The results identified 351 loci, including 327 new chronotype-linked variants, some of which were located in already known circadian genes. Analyzing data in the context of the tracker information showed that the genetic variants could effectively influence a person’s natural waking time by up to 25 minutes—changing some people’s waking time from 8 am to 8:25 am, for example. Interestingly, the findings suggested that while chronotype loci affected sleep timing, they didn’t impact on the duration or quality of sleep.
The results from fine-mapping experiments highlighted 10 likely causal coding variants, including variants of genes that have previously been associated with chronotype. A low-frequency missense mutation in RGS16 was the most strongly associated with morningness. Genomic regions identified included genes expressed in the brain, and in the retina of the eye.
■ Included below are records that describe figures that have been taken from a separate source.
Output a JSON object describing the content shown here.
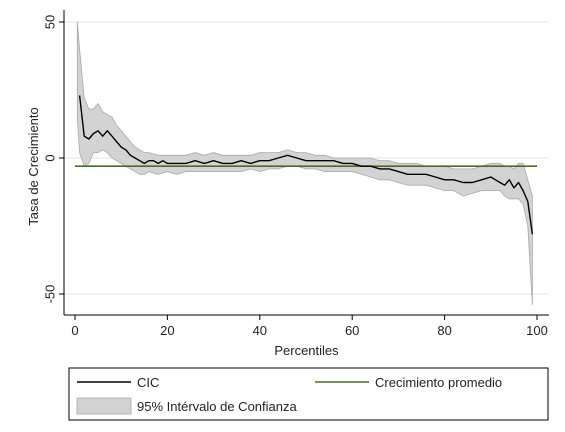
{
  "chart_data": {
    "type": "line",
    "title": "",
    "xlabel": "Percentiles",
    "ylabel": "Tasa de Crecimiento",
    "xlim": [
      0,
      100
    ],
    "ylim": [
      -50,
      50
    ],
    "xticks": [
      0,
      20,
      40,
      60,
      80,
      100
    ],
    "yticks": [
      -50,
      0,
      50
    ],
    "grid": "horizontal",
    "legend_placement": "bottom",
    "colors": {
      "cic": "#000000",
      "promedio": "#4a6e1f",
      "ci_band": "#d3d3d3",
      "ci_edge": "#a8a8a8",
      "grid": "#e6e6e6"
    },
    "series": [
      {
        "name": "CIC",
        "x": [
          1,
          2,
          3,
          4,
          5,
          6,
          7,
          8,
          9,
          10,
          11,
          12,
          13,
          14,
          15,
          16,
          17,
          18,
          19,
          20,
          22,
          24,
          26,
          28,
          30,
          32,
          34,
          36,
          38,
          40,
          42,
          44,
          46,
          48,
          50,
          52,
          54,
          56,
          58,
          60,
          62,
          64,
          66,
          68,
          70,
          72,
          74,
          76,
          78,
          80,
          82,
          84,
          86,
          88,
          90,
          91,
          92,
          93,
          94,
          95,
          96,
          97,
          98,
          99
        ],
        "y": [
          23,
          8,
          7,
          9,
          10,
          8,
          10,
          8,
          6,
          4,
          3,
          1,
          0,
          -1,
          -2,
          -1,
          -1,
          -2,
          -1,
          -2,
          -2,
          -2,
          -1,
          -2,
          -1,
          -2,
          -2,
          -1,
          -2,
          -1,
          -1,
          0,
          1,
          0,
          -1,
          -1,
          -1,
          -1,
          -2,
          -2,
          -3,
          -3,
          -4,
          -4,
          -5,
          -6,
          -6,
          -6,
          -7,
          -8,
          -8,
          -9,
          -9,
          -8,
          -7,
          -8,
          -9,
          -10,
          -8,
          -11,
          -9,
          -12,
          -16,
          -28
        ]
      },
      {
        "name": "Crecimiento promedio",
        "x": [
          0,
          100
        ],
        "y": [
          -3,
          -3
        ]
      }
    ],
    "bands": [
      {
        "name": "95% Intérvalo de Confianza",
        "x": [
          0.5,
          1,
          2,
          3,
          4,
          5,
          6,
          7,
          8,
          9,
          10,
          11,
          12,
          13,
          14,
          15,
          16,
          18,
          20,
          22,
          24,
          26,
          28,
          30,
          32,
          34,
          36,
          38,
          40,
          42,
          44,
          46,
          48,
          50,
          52,
          54,
          56,
          58,
          60,
          62,
          64,
          66,
          68,
          70,
          72,
          74,
          76,
          78,
          80,
          82,
          84,
          86,
          88,
          90,
          92,
          93,
          94,
          95,
          96,
          97,
          98,
          99
        ],
        "upper": [
          50,
          40,
          22,
          18,
          18,
          20,
          17,
          16,
          15,
          12,
          10,
          8,
          6,
          4,
          3,
          2,
          2,
          1,
          1,
          1,
          1,
          2,
          1,
          2,
          1,
          1,
          1,
          1,
          2,
          2,
          2,
          3,
          2,
          2,
          1,
          1,
          0,
          0,
          0,
          0,
          0,
          -1,
          -1,
          -2,
          -2,
          -2,
          -3,
          -3,
          -3,
          -4,
          -4,
          -4,
          -3,
          -2,
          -2,
          -3,
          -3,
          -4,
          -2,
          -2,
          -8,
          -14
        ],
        "lower": [
          15,
          2,
          -3,
          -2,
          2,
          2,
          3,
          2,
          0,
          -1,
          -2,
          -3,
          -4,
          -5,
          -6,
          -6,
          -5,
          -6,
          -5,
          -6,
          -5,
          -5,
          -5,
          -5,
          -5,
          -5,
          -5,
          -4,
          -5,
          -4,
          -4,
          -3,
          -3,
          -4,
          -4,
          -5,
          -5,
          -5,
          -5,
          -6,
          -7,
          -8,
          -8,
          -9,
          -10,
          -10,
          -10,
          -11,
          -12,
          -12,
          -14,
          -13,
          -12,
          -12,
          -12,
          -14,
          -15,
          -15,
          -15,
          -17,
          -25,
          -54
        ]
      }
    ],
    "legend": [
      {
        "label": "CIC",
        "kind": "line",
        "series": "cic"
      },
      {
        "label": "Crecimiento promedio",
        "kind": "line",
        "series": "promedio"
      },
      {
        "label": "95% Intérvalo de Confianza",
        "kind": "band",
        "series": "ci_band"
      }
    ]
  }
}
Given that the body clock cycle is naturally just longer than a 24-hour day, the brain may need to use light detected through the eye realign the body clock with the 24-hour day. “We confirm previously reported enrichment of circadian rhythm pathways and retina and brain expressed genes at associated loci, and demonstrate further enrichment of genes in the cAMP, cGMP, NMDA, and insulin signaling pathways as well as those in the pituitary gland,” the team noted.
“Our work indicates that part of the reason why some people are up with the lark while others are night owls is because of differences in both the way our brains react to external light signals and the normal functioning of our internal clocks,” Jones further suggested. “These small differences may have potentially significant effects on the ability of our body clocks to keep time effectively, potentially altering the risk of both disease and mental health disorders.”
Further analyses suggested that chronotype is genetically liked with psychiatric traits. “We saw evidence that being a morning person confers a liability to lower risk of schizophrenia and greater subjective well-being,” the authors continued. “The most genetically correlated trait was subjective wellbeing, which was positively correlated with being a morning person.” However, in contrast with findings from previous studies, the data could find no causal link between chronotype and body mass index, fasting insulin, or the risk of type 2 diabetes.
The researchers suggested that their highlighted genes will allow further, more in-depth functional studies into chronobiology. “By understanding the genetics of sleep and activity timing in the general population, we also gain insights into potential avenues of therapy for individuals with more extreme conditions, such as those with advanced or delayed circadian rhythm disorders,” stated co-lead author Jacqueline M Lane, PhD, instructor at the Massachusetts General Hospital, department of anesthesia.
“We know that there are links between how the body clock functions and our health and wellbeing but, to date, we have understood little about the part genetics plays,” added Rachael Panizzo, PhD, program manager for mental health and addiction at the Medical Research Council, which funded the study. “Now, with the help of publicly funded datasets like UK Biobank, researchers are able to study on an unprecedented scale, the interplay between the genetics of the body clock and the risk of mental health conditions such as schizophrenia and depression. This study provides valuable new insights which we hope will lead to more effective interventions for those most at risk.”